The fact that President Obama spent most of his press conference belittling Republicans for not wanting to raise taxes is further evidence that a deal to raise the debt ceiling may not happen. If it is actually true that the only taxes Democrats want to raise are tax expenditures, then perhaps Obama would help matters if he backed a global cap on spending through the tax code, as Harvard economist Martin Feldstein has proposed, or singled out subsides that benefit liberal constituencies as well as those that favor business. Instead, he's playing the same old game of coalition politics, desperately trying to divide the public by pitting Republicans and the rich against the rest of America. I doubt the blame-shifting will work, though. At the end of the day, Barack Obama is the president, and he will be judged on the basis of whether he's presented a compelling plan to raise the debt ceiling while cutting government spending in a significant way. So far, he's done no such thing.
One of the reasons Obama's arguments are unlikely to convince Americans is that there is a huge divide between elite and popular opinion streams on the economy.

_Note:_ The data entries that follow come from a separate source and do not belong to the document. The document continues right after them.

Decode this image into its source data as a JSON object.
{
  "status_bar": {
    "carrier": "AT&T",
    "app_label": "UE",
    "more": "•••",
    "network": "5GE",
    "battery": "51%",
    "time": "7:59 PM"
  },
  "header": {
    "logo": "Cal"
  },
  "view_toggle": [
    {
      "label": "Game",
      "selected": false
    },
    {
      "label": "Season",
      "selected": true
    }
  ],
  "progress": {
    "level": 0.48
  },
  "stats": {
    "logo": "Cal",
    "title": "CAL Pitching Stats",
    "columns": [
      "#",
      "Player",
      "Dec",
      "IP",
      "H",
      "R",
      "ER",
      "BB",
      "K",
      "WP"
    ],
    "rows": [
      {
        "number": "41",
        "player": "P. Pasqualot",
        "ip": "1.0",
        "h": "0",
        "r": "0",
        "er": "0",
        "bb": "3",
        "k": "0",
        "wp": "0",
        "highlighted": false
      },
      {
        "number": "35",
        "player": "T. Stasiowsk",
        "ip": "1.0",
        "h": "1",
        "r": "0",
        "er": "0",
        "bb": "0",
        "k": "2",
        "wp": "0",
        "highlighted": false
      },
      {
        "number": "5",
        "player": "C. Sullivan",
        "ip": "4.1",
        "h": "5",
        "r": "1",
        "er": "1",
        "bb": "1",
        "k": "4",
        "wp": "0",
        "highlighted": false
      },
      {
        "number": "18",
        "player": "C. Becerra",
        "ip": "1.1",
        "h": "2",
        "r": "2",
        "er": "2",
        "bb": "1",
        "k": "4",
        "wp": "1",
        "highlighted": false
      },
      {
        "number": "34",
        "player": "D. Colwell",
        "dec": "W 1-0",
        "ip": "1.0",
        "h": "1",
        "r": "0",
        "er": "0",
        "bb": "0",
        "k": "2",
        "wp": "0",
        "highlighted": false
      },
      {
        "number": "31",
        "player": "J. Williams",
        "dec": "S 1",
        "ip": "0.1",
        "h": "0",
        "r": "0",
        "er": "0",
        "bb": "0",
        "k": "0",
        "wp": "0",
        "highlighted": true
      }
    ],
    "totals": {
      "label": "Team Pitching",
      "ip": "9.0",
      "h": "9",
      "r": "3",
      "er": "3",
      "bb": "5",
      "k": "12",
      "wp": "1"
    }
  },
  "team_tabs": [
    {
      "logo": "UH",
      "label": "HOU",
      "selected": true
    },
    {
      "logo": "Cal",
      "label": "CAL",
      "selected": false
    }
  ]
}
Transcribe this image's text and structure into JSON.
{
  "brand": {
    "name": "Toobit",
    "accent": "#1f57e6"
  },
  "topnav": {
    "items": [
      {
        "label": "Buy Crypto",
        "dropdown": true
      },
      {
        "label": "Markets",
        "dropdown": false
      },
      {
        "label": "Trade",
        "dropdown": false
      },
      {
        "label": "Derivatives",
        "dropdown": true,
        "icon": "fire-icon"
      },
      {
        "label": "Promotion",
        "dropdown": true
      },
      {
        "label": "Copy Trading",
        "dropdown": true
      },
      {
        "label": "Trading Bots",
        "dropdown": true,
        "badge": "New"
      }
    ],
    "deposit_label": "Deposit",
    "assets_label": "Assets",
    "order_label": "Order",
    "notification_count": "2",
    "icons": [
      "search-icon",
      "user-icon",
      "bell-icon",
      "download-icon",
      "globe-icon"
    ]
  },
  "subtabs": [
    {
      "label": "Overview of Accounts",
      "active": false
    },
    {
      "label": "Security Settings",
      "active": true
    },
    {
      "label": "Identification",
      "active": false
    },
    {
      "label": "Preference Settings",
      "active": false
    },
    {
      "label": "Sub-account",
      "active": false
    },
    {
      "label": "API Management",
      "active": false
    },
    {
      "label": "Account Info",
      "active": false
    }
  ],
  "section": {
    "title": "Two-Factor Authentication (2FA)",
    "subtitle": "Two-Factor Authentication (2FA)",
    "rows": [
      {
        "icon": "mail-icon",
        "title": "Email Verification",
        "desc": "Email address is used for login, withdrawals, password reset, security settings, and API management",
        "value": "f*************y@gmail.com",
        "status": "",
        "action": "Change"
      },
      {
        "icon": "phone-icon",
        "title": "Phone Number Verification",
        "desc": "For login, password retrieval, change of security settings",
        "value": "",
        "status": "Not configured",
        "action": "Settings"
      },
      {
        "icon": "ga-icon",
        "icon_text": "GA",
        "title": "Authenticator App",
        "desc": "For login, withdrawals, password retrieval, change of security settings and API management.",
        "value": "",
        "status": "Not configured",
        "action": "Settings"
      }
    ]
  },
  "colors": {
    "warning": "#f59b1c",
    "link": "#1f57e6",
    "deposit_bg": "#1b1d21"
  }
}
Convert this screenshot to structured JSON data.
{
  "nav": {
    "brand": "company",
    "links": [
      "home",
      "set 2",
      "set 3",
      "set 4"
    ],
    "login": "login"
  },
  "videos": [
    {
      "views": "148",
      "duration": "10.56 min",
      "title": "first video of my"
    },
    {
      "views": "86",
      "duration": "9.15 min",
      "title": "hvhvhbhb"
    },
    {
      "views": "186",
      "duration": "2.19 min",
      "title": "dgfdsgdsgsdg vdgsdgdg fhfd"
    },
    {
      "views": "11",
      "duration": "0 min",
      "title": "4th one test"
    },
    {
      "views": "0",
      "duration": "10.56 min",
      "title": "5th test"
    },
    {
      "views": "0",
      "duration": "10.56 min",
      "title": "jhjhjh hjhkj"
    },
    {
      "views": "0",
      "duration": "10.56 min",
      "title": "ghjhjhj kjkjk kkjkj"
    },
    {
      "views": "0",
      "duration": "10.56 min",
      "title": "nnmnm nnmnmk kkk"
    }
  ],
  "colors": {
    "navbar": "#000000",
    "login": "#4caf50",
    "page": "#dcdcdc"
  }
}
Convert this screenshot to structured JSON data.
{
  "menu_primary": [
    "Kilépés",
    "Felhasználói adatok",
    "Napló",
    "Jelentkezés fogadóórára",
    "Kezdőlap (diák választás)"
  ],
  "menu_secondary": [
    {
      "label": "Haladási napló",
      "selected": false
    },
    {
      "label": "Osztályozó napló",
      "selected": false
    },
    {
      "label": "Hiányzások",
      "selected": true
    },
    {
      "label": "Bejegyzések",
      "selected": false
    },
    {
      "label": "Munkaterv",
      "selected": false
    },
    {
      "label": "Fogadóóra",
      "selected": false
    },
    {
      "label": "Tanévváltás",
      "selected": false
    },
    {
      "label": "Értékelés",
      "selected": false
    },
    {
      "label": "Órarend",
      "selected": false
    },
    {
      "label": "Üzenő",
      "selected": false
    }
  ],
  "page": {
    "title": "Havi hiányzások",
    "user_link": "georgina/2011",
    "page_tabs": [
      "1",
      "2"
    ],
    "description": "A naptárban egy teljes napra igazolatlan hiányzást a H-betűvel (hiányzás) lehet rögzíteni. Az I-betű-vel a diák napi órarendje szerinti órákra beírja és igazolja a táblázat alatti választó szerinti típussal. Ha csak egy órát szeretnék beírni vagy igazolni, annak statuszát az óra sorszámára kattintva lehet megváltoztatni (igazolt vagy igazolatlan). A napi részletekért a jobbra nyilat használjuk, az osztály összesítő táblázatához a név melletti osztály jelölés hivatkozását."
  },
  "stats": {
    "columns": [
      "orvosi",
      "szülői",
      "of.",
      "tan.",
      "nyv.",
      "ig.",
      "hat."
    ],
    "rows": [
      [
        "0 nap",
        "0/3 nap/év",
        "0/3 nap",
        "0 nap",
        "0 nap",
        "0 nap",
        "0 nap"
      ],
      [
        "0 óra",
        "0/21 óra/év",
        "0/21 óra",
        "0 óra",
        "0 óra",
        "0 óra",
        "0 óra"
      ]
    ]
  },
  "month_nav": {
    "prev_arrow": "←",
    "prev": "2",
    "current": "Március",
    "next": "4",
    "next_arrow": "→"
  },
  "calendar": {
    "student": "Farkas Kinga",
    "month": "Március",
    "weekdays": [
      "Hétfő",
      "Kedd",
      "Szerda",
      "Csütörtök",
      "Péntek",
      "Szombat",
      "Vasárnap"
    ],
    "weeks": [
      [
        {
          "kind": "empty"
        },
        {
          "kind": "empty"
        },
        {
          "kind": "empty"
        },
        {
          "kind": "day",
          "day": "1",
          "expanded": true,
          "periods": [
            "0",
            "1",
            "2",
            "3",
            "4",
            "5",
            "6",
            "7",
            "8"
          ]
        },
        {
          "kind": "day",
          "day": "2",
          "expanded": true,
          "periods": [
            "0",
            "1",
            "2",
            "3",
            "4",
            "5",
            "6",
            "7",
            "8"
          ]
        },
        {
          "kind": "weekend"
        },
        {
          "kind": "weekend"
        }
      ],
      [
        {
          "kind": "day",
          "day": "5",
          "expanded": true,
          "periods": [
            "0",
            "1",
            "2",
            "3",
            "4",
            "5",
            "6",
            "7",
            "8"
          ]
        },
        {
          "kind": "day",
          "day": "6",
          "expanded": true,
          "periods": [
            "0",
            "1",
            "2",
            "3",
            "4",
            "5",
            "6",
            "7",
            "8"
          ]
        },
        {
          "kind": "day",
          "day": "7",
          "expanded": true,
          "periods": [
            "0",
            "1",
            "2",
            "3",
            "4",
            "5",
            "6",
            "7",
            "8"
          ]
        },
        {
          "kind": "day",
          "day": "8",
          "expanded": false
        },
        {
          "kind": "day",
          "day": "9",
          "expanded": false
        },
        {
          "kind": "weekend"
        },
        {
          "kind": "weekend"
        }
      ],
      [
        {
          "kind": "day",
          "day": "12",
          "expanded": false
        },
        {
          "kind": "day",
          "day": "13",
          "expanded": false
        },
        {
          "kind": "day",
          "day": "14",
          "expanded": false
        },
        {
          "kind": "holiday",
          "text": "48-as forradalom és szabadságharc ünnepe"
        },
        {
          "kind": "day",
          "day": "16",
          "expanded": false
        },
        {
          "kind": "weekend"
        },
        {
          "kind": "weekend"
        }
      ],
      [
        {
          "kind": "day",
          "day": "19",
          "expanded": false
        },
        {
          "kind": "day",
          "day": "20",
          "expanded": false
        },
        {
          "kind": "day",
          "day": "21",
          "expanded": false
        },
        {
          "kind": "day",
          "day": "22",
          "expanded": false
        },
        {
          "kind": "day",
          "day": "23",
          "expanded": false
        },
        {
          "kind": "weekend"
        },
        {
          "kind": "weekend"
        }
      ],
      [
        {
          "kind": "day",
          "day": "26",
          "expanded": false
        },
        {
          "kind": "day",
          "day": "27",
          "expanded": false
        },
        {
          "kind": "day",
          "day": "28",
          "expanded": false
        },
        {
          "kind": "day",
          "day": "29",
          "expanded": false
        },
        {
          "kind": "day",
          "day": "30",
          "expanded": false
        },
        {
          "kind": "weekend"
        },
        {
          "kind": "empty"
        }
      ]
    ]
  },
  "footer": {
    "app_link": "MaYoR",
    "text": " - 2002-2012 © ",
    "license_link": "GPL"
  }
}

Since the 2008 financial crisis, elites have made promises to the public that have not been kept. Most people were never comfortable with the idea that the only way to preserve the financial system was by bailing out its worst members. The claim that the stimulus bill would keep unemployment at 8 percent or below was proven false long ago. The Federal Reserve's Quantitative Easing program has not resulted in sustained recovery.
The idea that the way to solve America's debt problem is by raising the debt ceiling is the most counterintuitive of them all. The public doesn't buy it. In the experience of most Americans, the way to get out of debt is to cut up the credit cards and stop spending. They have not read Lord Keynes and doubt whether his prescriptions work in the real world. For them, thrift is not a "paradox" but a virtue.Â
This intellectual divide between the president and the public is the reason his ratings on the economy are so poor. One suspects the gap is unbridgeable.